The Federal Reserve Bank this month assessed a penalty against Wells Fargo for the bank’s widespread customer abuse from its fraudulent accounts scandal, other regulatory violations, and lack of response by the bank’s doard of directors to these problems and other risk management issues.

Additionally, Wells Fargo must elect new board members. Estimates of this financial penalty could range between $300-$400 million in lost revenue, far above the $185 million fine levied against the bank in 2016.

This fine is something every chief compliance officer should bring to the attention of their board of directors. While there are obvious distinctions for publicly and privately listed companies, the precedent of a regulator sanctioning an entity for the failures of its board is now set. Once a precedent is set, it can be more easily used a second time.

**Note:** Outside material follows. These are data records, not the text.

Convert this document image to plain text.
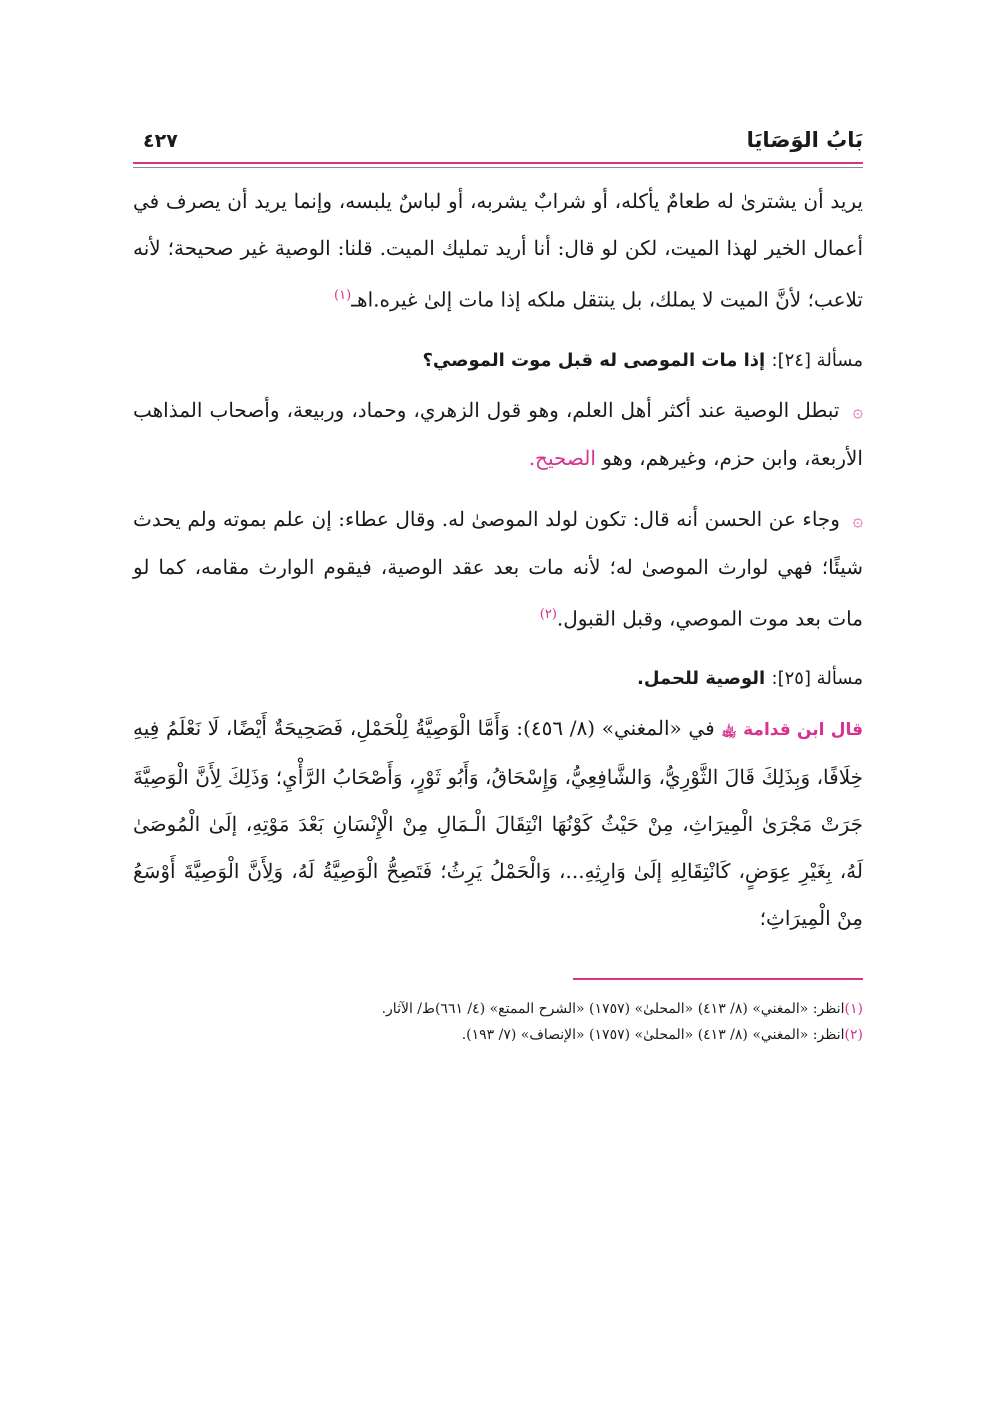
بَابُ الوَصَايَا
٤٢٧

يريد أن يشترىٰ له طعامٌ يأكله، أو شرابٌ يشربه، أو لباسٌ يلبسه، وإنما يريد أن يصرف في أعمال الخير لهذا الميت، لكن لو قال: أنا أريد تمليك الميت. قلنا: الوصية غير صحيحة؛ لأنه تلاعب؛ لأنَّ الميت لا يملك، بل ينتقل ملكه إذا مات إلىٰ غيره.اهـ$^{(١)}$

مسألة [٢٤]: إذا مات الموصى له قبل موت الموصي؟

۞ تبطل الوصية عند أكثر أهل العلم، وهو قول الزهري، وحماد، وربيعة، وأصحاب المذاهب الأربعة، وابن حزم، وغيرهم، وهو الصحيح.

۞ وجاء عن الحسن أنه قال: تكون لولد الموصىٰ له. وقال عطاء: إن علم بموته ولم يحدث شيئًا؛ فهي لوارث الموصىٰ له؛ لأنه مات بعد عقد الوصية، فيقوم الوارث مقامه، كما لو مات بعد موت الموصي، وقبل القبول.$^{(٢)}$

مسألة [٢٥]: الوصية للحمل.

قال ابن قدامة ﵀ في «المغني» (٨/ ٤٥٦): وَأَمَّا الْوَصِيَّةُ لِلْحَمْلِ، فَصَحِيحَةٌ أَيْضًا، لَا نَعْلَمُ فِيهِ خِلَافًا، وَبِذَلِكَ قَالَ الثَّوْرِيُّ، وَالشَّافِعِيُّ، وَإِسْحَاقُ، وَأَبُو ثَوْرٍ، وَأَصْحَابُ الرَّأْيِ؛ وَذَلِكَ لِأَنَّ الْوَصِيَّةَ جَرَتْ مَجْرَىٰ الْمِيرَاثِ، مِنْ حَيْثُ كَوْنُهَا انْتِقَالَ الْـمَالِ مِنْ الْإِنْسَانِ بَعْدَ مَوْتِهِ، إلَىٰ الْمُوصَىٰ لَهُ، بِغَيْرِ عِوَضٍ، كَانْتِقَالِهِ إلَىٰ وَارِثِهِ...، وَالْحَمْلُ يَرِثُ؛ فَتَصِحُّ الْوَصِيَّةُ لَهُ، وَلِأَنَّ الْوَصِيَّةَ أَوْسَعُ مِنْ الْمِيرَاثِ؛

(١)انظر: «المغني» (٨/ ٤١٣) «المحلىٰ» (١٧٥٧) «الشرح الممتع» (٤/ ٦٦١)ط/ الآثار.
(٢)انظر: «المغني» (٨/ ٤١٣) «المحلىٰ» (١٧٥٧) «الإنصاف» (٧/ ١٩٣).
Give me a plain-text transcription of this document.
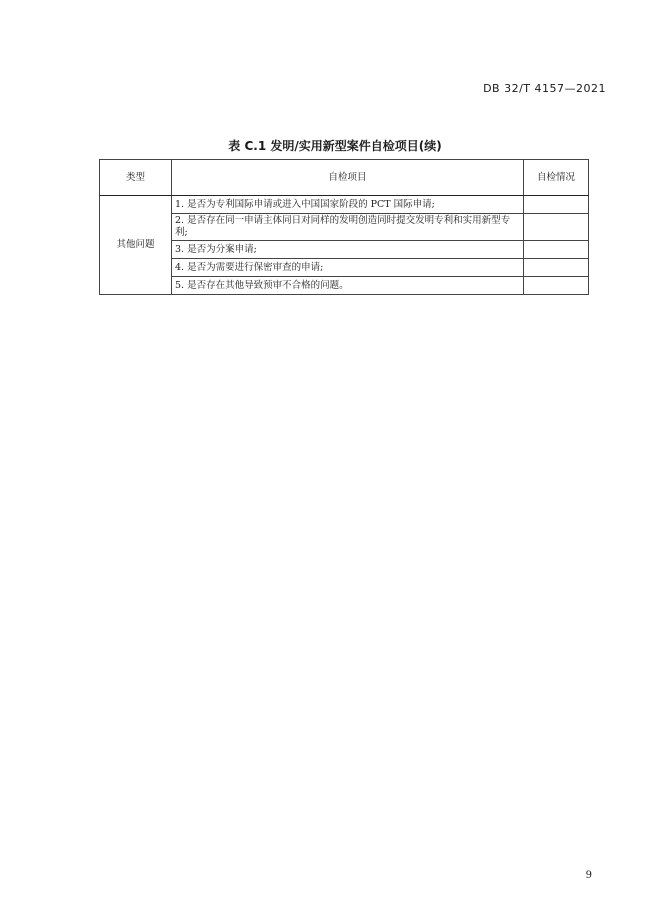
DB 32/T 4157—2021
表 C.1 发明/实用新型案件自检项目(续)
类型	自检项目	自检情况
其他问题	1. 是否为专利国际申请或进入中国国家阶段的 PCT 国际申请;	
	2. 是否存在同一申请主体同日对同样的发明创造同时提交发明专利和实用新型专利;	
	3. 是否为分案申请;	
	4. 是否为需要进行保密审查的申请;	
	5. 是否存在其他导致预审不合格的问题。	
9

Over the past year, the Department of Justice has continually talked about companies operationalizing their compliance programs. Having a board member with specific compliance expertise, heading a board-level compliance committee can provide a level of oversight and commitment to achieving this goal.

Moreover, the Justice Department specifically required compliance expertise on a board of directors in the recently released FCPA Corporate Enforcement Policy. This means that when your company is evaluated by the Department of Justice under the new FCPA Corporate Enforcement Policy, to retrospectively determine if your company had a best practices compliance program in place at the time of any violation, you need to have not only the structure of the board-level compliance committee, but also the specific subject -matter expertise on the board and on that committee.

The penalty is the first time regulators have sanctioned an entity for the board’s failures around risk management, but it will not be the last time.